La foto di Charlesworth in altri termini, diluisce la percezione di chi guarda di un imminente impatto al suolo, e così, avendo assicurato che qui la violenza è solo potenziale –contraddetta dalla tranquillità o dal movimento arrestato della figura- essa colloca poi anche lo spettatore in un limbo metafisico a mezza via tra la fascinazione e l’orrore. Mentre la trasgressiva ripetizione nel lavoro di Warhol produce un effetto di panico o shock, con l’approccio di Charlesworth il tono si sposta invece su una interrogazione più fredda. Mentre Warhol da molte informazioni per confermare la modalità della morte, sia nel titolo che nell’immagine, Charlesworth le nasconde, forse conducendo a sperare diversamente, e alla fine definisce una scena il cui aspetto più provocatorio è la sua indeterminatezza.
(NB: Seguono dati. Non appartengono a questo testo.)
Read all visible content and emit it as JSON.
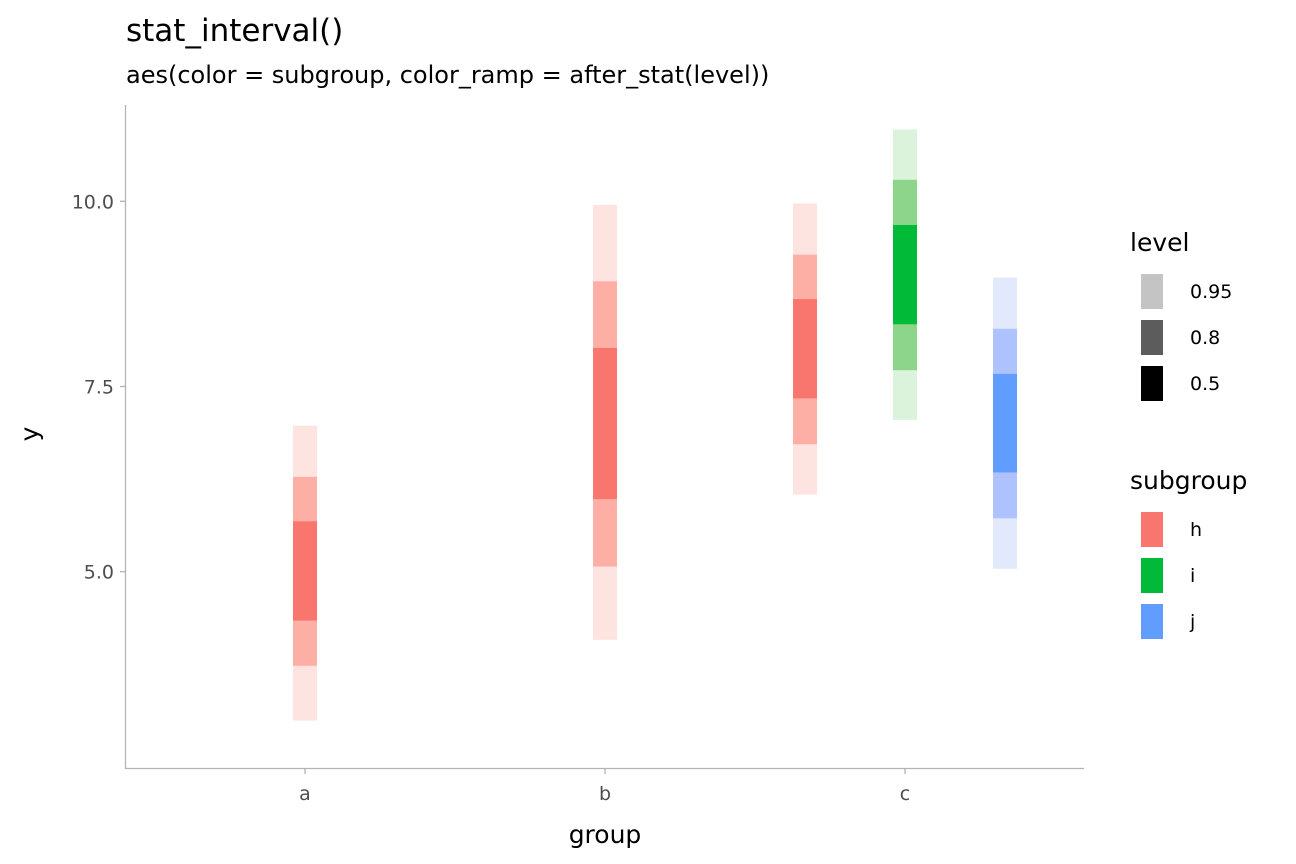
{
  "chart_data": {
    "type": "interval",
    "title": "stat_interval()",
    "subtitle": "aes(color = subgroup, color_ramp = after_stat(level))",
    "xlabel": "group",
    "ylabel": "y",
    "categories": [
      "a",
      "b",
      "c"
    ],
    "subgroups": [
      "h",
      "i",
      "j"
    ],
    "ylim": [
      2.35,
      11.3
    ],
    "yticks": [
      5.0,
      7.5,
      10.0
    ],
    "ytick_labels": [
      "5.0",
      "7.5",
      "10.0"
    ],
    "grid": false,
    "levels": [
      0.95,
      0.8,
      0.5
    ],
    "level_labels": [
      "0.95",
      "0.8",
      "0.5"
    ],
    "intervals": [
      {
        "group": "a",
        "subgroup": "h",
        "ranges": {
          "0.95": [
            2.99,
            6.97
          ],
          "0.8": [
            3.73,
            6.28
          ],
          "0.5": [
            4.34,
            5.68
          ]
        }
      },
      {
        "group": "b",
        "subgroup": "h",
        "ranges": {
          "0.95": [
            4.08,
            9.95
          ],
          "0.8": [
            5.07,
            8.92
          ],
          "0.5": [
            5.98,
            8.02
          ]
        }
      },
      {
        "group": "c",
        "subgroup": "h",
        "ranges": {
          "0.95": [
            6.04,
            9.97
          ],
          "0.8": [
            6.72,
            9.28
          ],
          "0.5": [
            7.34,
            8.68
          ]
        }
      },
      {
        "group": "c",
        "subgroup": "i",
        "ranges": {
          "0.95": [
            7.05,
            10.97
          ],
          "0.8": [
            7.72,
            10.29
          ],
          "0.5": [
            8.34,
            9.68
          ]
        }
      },
      {
        "group": "c",
        "subgroup": "j",
        "ranges": {
          "0.95": [
            5.04,
            8.97
          ],
          "0.8": [
            5.72,
            8.28
          ],
          "0.5": [
            6.34,
            7.67
          ]
        }
      }
    ],
    "legend": {
      "placement": "right",
      "level": {
        "title": "level",
        "entries": [
          "0.95",
          "0.8",
          "0.5"
        ],
        "colors": [
          "#c4c4c4",
          "#5c5c5c",
          "#000000"
        ]
      },
      "subgroup": {
        "title": "subgroup",
        "entries": [
          "h",
          "i",
          "j"
        ],
        "colors": [
          "#f8766d",
          "#00ba38",
          "#619cff"
        ]
      }
    },
    "colors": {
      "h": {
        "0.95": "#fee4e1",
        "0.8": "#fdaea5",
        "0.5": "#f8766d"
      },
      "i": {
        "0.95": "#dbf2db",
        "0.8": "#8dd58b",
        "0.5": "#00ba38"
      },
      "j": {
        "0.95": "#e3e9fd",
        "0.8": "#aec2fd",
        "0.5": "#619cff"
      }
    }
  }
}
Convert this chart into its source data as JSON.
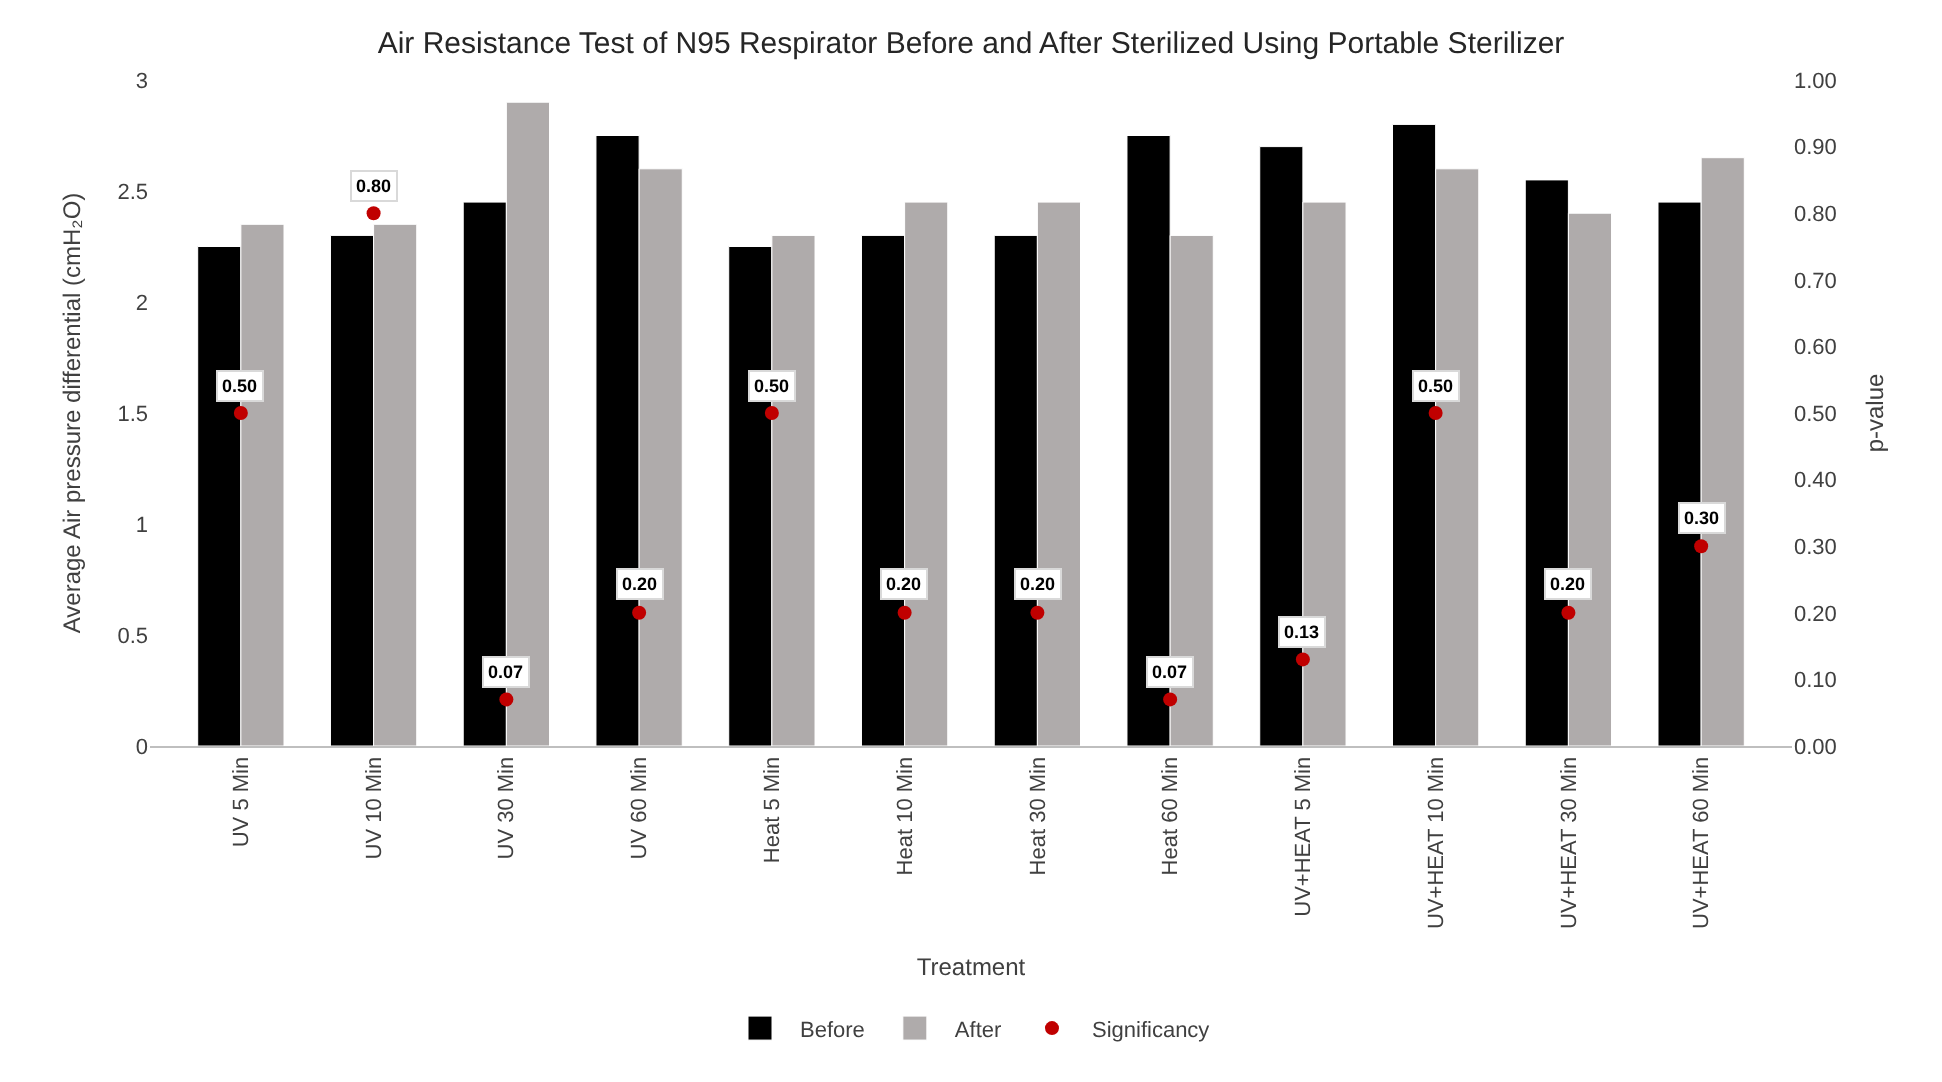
{
  "chart_data": {
    "type": "bar",
    "title": "Air Resistance Test of N95 Respirator Before and After Sterilized Using Portable Sterilizer",
    "xlabel": "Treatment",
    "ylabel": "Average Air pressure differential (cmH₂O)",
    "y2label": "p-value",
    "categories": [
      "UV 5 Min",
      "UV 10 Min",
      "UV 30 Min",
      "UV 60 Min",
      "Heat 5 Min",
      "Heat 10 Min",
      "Heat 30 Min",
      "Heat 60 Min",
      "UV+HEAT 5 Min",
      "UV+HEAT 10 Min",
      "UV+HEAT 30 Min",
      "UV+HEAT 60 Min"
    ],
    "series": [
      {
        "name": "Before",
        "color": "#000000",
        "values": [
          2.25,
          2.3,
          2.45,
          2.75,
          2.25,
          2.3,
          2.3,
          2.75,
          2.7,
          2.8,
          2.55,
          2.45
        ]
      },
      {
        "name": "After",
        "color": "#afabab",
        "values": [
          2.35,
          2.35,
          2.9,
          2.6,
          2.3,
          2.45,
          2.45,
          2.3,
          2.45,
          2.6,
          2.4,
          2.65
        ]
      },
      {
        "name": "Significancy",
        "type": "scatter",
        "axis": "y2",
        "marker": "circle",
        "color": "#c00000",
        "values": [
          0.5,
          0.8,
          0.07,
          0.2,
          0.5,
          0.2,
          0.2,
          0.07,
          0.13,
          0.5,
          0.2,
          0.3
        ],
        "value_labels": [
          "0.50",
          "0.80",
          "0.07",
          "0.20",
          "0.50",
          "0.20",
          "0.20",
          "0.07",
          "0.13",
          "0.50",
          "0.20",
          "0.30"
        ]
      }
    ],
    "ylim": [
      0,
      3
    ],
    "yticks": [
      0,
      0.5,
      1,
      1.5,
      2,
      2.5,
      3
    ],
    "y2lim": [
      0,
      1
    ],
    "y2ticks": [
      {
        "value": 0,
        "label": "0.00"
      },
      {
        "value": 0.1,
        "label": "0.10"
      },
      {
        "value": 0.2,
        "label": "0.20"
      },
      {
        "value": 0.3,
        "label": "0.30"
      },
      {
        "value": 0.4,
        "label": "0.40"
      },
      {
        "value": 0.5,
        "label": "0.50"
      },
      {
        "value": 0.6,
        "label": "0.60"
      },
      {
        "value": 0.7,
        "label": "0.70"
      },
      {
        "value": 0.8,
        "label": "0.80"
      },
      {
        "value": 0.9,
        "label": "0.90"
      },
      {
        "value": 1,
        "label": "1.00"
      }
    ],
    "grid": false,
    "legend": "bottom"
  }
}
In effetti anche Roland Barthes suggeriva l’importanza etica che una didascalia o un titolo racchiudono per fissare un significato quando sosteneva che il testo è il diritto del creatore di ispezionare l’immagine, e che dunque questo atto del fissare una denominazione sia in definitiva un atto di controllo. Per la sua foto, Charlesworth aveva scelto di rendere sconosciuto il nome proprio della donna raffigurata -il giornalista originario non riuscì a saperlo- e questa mancata identificazione può essere intesa come un codice implicito, ovvero come una garanzia di privacy per la morte, come l’imposizione di una distanza oggettiva, o come un rinuncia alla responsabilità. L’uomo di Drew e la donna di Charlesworth stanno cadendo: una ricostruzione che alla fine incoraggia a una lettura del lavoro come un documento di una vita corporea piuttosto che una istanza di anonimato, una figura senza peso, sospesa dall’estetica forse in un fato trascendente.